Personal information
- Born: March 5, 1963 (age 63) Oakland, California, U.S.
- Listed height: 5 ft 11 in (1.80 m)
- Listed weight: 215 lb (98 kg)

Career information
- High school: San Jose (CA)
- College: Washington
- NFL draft: 1985: 8th round, 197th overall pick

Career history
- Buffalo Bills (1985)*; Philadelphia Eagles (1987);
- * Offseason or practice squad member only

Awards and highlights
- First-team All-Pac-10 (1982); Second-team All-Pac-10 (1984);

Career NFL statistics
- Rushing yards: 114
- Rushing average: 4.8
- Touchdowns: 0
- Stats at Pro Football Reference

= Jacque Robinson =

American football player (born 1963)

Jacque Cornelius Robinson (born March 5, 1963) is an American former professional football player.

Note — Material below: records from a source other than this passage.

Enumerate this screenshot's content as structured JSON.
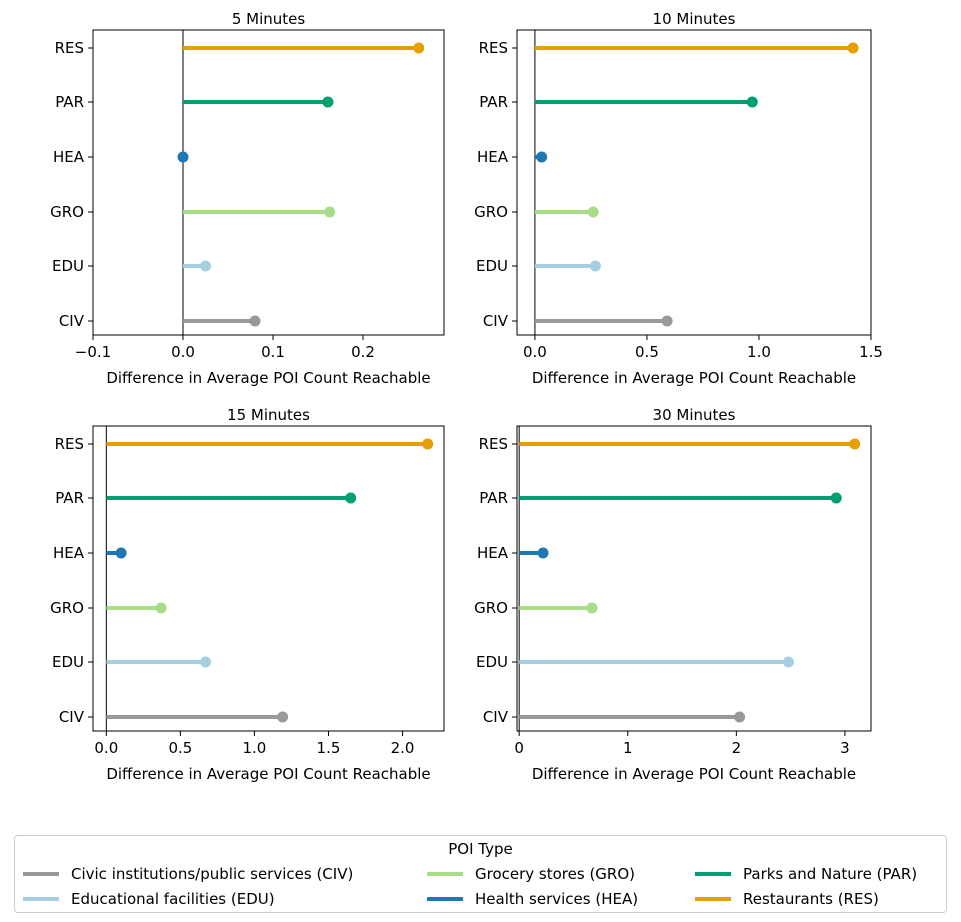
{
  "chart_data": [
    {
      "type": "lollipop",
      "title": "5 Minutes",
      "xlabel": "Difference in Average POI Count Reachable",
      "xlim": [
        -0.1,
        0.29
      ],
      "xticks": [
        -0.1,
        0.0,
        0.1,
        0.2
      ],
      "xtick_labels": [
        "−0.1",
        "0.0",
        "0.1",
        "0.2"
      ],
      "categories": [
        "RES",
        "PAR",
        "HEA",
        "GRO",
        "EDU",
        "CIV"
      ],
      "values": [
        0.262,
        0.161,
        0.0,
        0.163,
        0.025,
        0.08
      ]
    },
    {
      "type": "lollipop",
      "title": "10 Minutes",
      "xlabel": "Difference in Average POI Count Reachable",
      "xlim": [
        -0.08,
        1.5
      ],
      "xticks": [
        0.0,
        0.5,
        1.0,
        1.5
      ],
      "xtick_labels": [
        "0.0",
        "0.5",
        "1.0",
        "1.5"
      ],
      "categories": [
        "RES",
        "PAR",
        "HEA",
        "GRO",
        "EDU",
        "CIV"
      ],
      "values": [
        1.42,
        0.97,
        0.03,
        0.26,
        0.27,
        0.59
      ]
    },
    {
      "type": "lollipop",
      "title": "15 Minutes",
      "xlabel": "Difference in Average POI Count Reachable",
      "xlim": [
        -0.09,
        2.28
      ],
      "xticks": [
        0.0,
        0.5,
        1.0,
        1.5,
        2.0
      ],
      "xtick_labels": [
        "0.0",
        "0.5",
        "1.0",
        "1.5",
        "2.0"
      ],
      "categories": [
        "RES",
        "PAR",
        "HEA",
        "GRO",
        "EDU",
        "CIV"
      ],
      "values": [
        2.17,
        1.65,
        0.1,
        0.37,
        0.67,
        1.19
      ]
    },
    {
      "type": "lollipop",
      "title": "30 Minutes",
      "xlabel": "Difference in Average POI Count Reachable",
      "xlim": [
        -0.02,
        3.24
      ],
      "xticks": [
        0,
        1,
        2,
        3
      ],
      "xtick_labels": [
        "0",
        "1",
        "2",
        "3"
      ],
      "categories": [
        "RES",
        "PAR",
        "HEA",
        "GRO",
        "EDU",
        "CIV"
      ],
      "values": [
        3.09,
        2.92,
        0.22,
        0.67,
        2.48,
        2.03
      ]
    }
  ],
  "colors": {
    "RES": "#e69f00",
    "PAR": "#009e73",
    "HEA": "#1f77b4",
    "GRO": "#a8dd88",
    "EDU": "#a6cee3",
    "CIV": "#999999"
  },
  "legend": {
    "title": "POI Type",
    "items": [
      {
        "key": "CIV",
        "label": "Civic institutions/public services (CIV)"
      },
      {
        "key": "EDU",
        "label": "Educational facilities (EDU)"
      },
      {
        "key": "GRO",
        "label": "Grocery stores (GRO)"
      },
      {
        "key": "HEA",
        "label": "Health services (HEA)"
      },
      {
        "key": "PAR",
        "label": "Parks and Nature (PAR)"
      },
      {
        "key": "RES",
        "label": "Restaurants (RES)"
      }
    ]
  }
}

He played as a running back and was selected by the Buffalo Bills in the eighth round of the 1985 NFL draft. During his college career at Washington, Robinson amassed 2,300 career yards, and also earned MVP honors in both the 1982 Rose Bowl and 1985 Orange Bowl. He was the first freshman to win Player of the Game honors at the Rose Bowl and was inducted into the Rose Bowl Hall of Fame in 2019. Robinson was also the first player in history to win both Rose Rowl and Orange Bowl MVP honors. He attended San Jose High School in San Jose, California.

Robinson saw playing time in three NFL games in 1987 with the Philadelphia Eagles during the NFLPA strike. His NFL total is 114 yards on 24 carries, plus two receptions for nine yards.

He is the father of former NBA guard Nate Robinson.